En
lo alto de la colina edificaron su hacienda los Félix, herederos de una
tradición de cuáqueros y conquistadores.
De
su estirpe sólo quedaron algunos hijos bastardos regados aquí y allá entre las
jóvenes jornaleras del lugar.
La
hacienda era austera y sólida como un castillo de piedra y cal.
Desde
sus portales de tierra apisonada se divisaban los montes y barriales sembrados
de maíz y ajonjolí, los huertos a la orilla del arroyo donde la sandía y el
frijol jugaban una danza de guías verdes y corazones destrozados sobre la
arena.
Por
el corral que daba al frente, del que a diario las sirvientas tenían que limpiar
las postas que dejaban vacas y caballos, una angosta vereda conducía al caserío
de los peones que construyeron la hacienda y la mantuvieron viva por más de un
siglo.
Eduviges
Anaya, matrona de Los Llanos, se había casado con Don Ascencio Félix, el hijo
mayor y heredero de la hacienda que levantara su abuelo después de la
Independencia.

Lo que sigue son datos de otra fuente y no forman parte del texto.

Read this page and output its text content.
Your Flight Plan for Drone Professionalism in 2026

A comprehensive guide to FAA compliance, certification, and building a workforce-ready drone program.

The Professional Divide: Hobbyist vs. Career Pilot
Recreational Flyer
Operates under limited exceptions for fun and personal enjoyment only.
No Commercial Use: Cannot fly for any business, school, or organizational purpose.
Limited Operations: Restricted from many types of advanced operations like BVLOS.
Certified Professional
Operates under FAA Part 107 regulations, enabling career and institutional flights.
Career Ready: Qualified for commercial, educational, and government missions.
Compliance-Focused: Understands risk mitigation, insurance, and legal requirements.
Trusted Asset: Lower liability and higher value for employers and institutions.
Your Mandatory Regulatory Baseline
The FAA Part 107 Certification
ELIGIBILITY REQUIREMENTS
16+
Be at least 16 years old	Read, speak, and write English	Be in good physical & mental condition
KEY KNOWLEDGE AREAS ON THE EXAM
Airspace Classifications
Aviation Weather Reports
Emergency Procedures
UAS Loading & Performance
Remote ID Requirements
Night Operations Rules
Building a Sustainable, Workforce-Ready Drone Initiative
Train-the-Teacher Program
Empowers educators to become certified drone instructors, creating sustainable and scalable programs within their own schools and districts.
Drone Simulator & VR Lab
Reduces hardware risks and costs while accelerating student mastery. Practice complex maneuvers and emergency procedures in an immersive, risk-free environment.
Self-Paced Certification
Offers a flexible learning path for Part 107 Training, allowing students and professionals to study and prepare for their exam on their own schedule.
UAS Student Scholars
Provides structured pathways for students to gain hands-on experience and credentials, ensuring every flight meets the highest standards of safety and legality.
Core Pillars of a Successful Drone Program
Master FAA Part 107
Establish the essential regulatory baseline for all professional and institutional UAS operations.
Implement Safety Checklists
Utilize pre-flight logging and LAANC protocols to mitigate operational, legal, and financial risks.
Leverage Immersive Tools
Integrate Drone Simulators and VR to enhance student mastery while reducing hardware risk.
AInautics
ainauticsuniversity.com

Sólo tuvieron cuatro hijos y todos murieron antes de la
Revolución de 1910.
En
la tumba mayor del panteón reposan los restos de Rosenda Félix Anaya, la hija
menor que no dejó progenie y murió sin haber probado carne de varón en toda su
vida, consagrada a ordeñar las vacas, a hacer el queso y a velar por la salud y
el cuidado de sus padres.
Cuando
llegó la Revolución, la peonada muerta de hambre saqueó la casa grande y
destruyeron todo lo que había a su paso. Dicen que la pobre Rosenda perdió la
última oportunidad de su vida cuando los revolucionarios, frente a sus propios
ojos violaron a las criadas, pero a ella no la tocaron porque ya era muy vieja.
Por
el contrario, la familia de Eduviges, por parte de sus hermanos, primas y
sobrinos fue muy prolífica y hoy todavía los Anaya se cuentan por cientos.
De
la hacienda sólo quedaron ruinas. Las llamas, como el rencor del vasallaje,
arrasaron sin piedad todo lo que fuera evidencia de un pasado de oprobio y
miseria.
Al
decretarse municipio libre, el pueblo acabó con lo que quedaba. Hasta las
piedras de muros, columnas y paredes fueron desprendidas y transportadas en
carretas de mulas para construir las viviendas de los nuevos gobernantes del
pueblo. La casa de mis abuelos fue construida a imitación de la hacienda de los
Félix, pero menos grande y pretenciosa. Mis tías se enorgullecían de contar que
su portal era tan fresco como el de la casa grande, y afanosas lo regaban y
barrían diariamente para recibir a sus novios y visitas al amparo de la brisa
que llegaba del arroyo.
Se
corrió el rumor de que Don Félix había escondido su oro antes de que llegaran
los revolucionarios. La gente decía que por las noches se veían llamaradas azules
entre los escombros de la hacienda, y la fiebre por encontrar esas riquezas se
extiende hasta nuestros días.
Hoy,
entre los muros derruidos, cubiertos de matorrales y escombros, se ven
todavía profundos boquetes hechos por anónimos buscadores de entierros.
Una
maleza agreste y ceniza se expande por los calizos montículos y los
ávidos huecos donde anidan las tarántulas. Los pocos Anayas que sobreviven
todavía en esa tierra, me han pedido que cuente su historia para que no se
olvide -como si el perdón de los enemigos pudiera borrar tanta tragedia.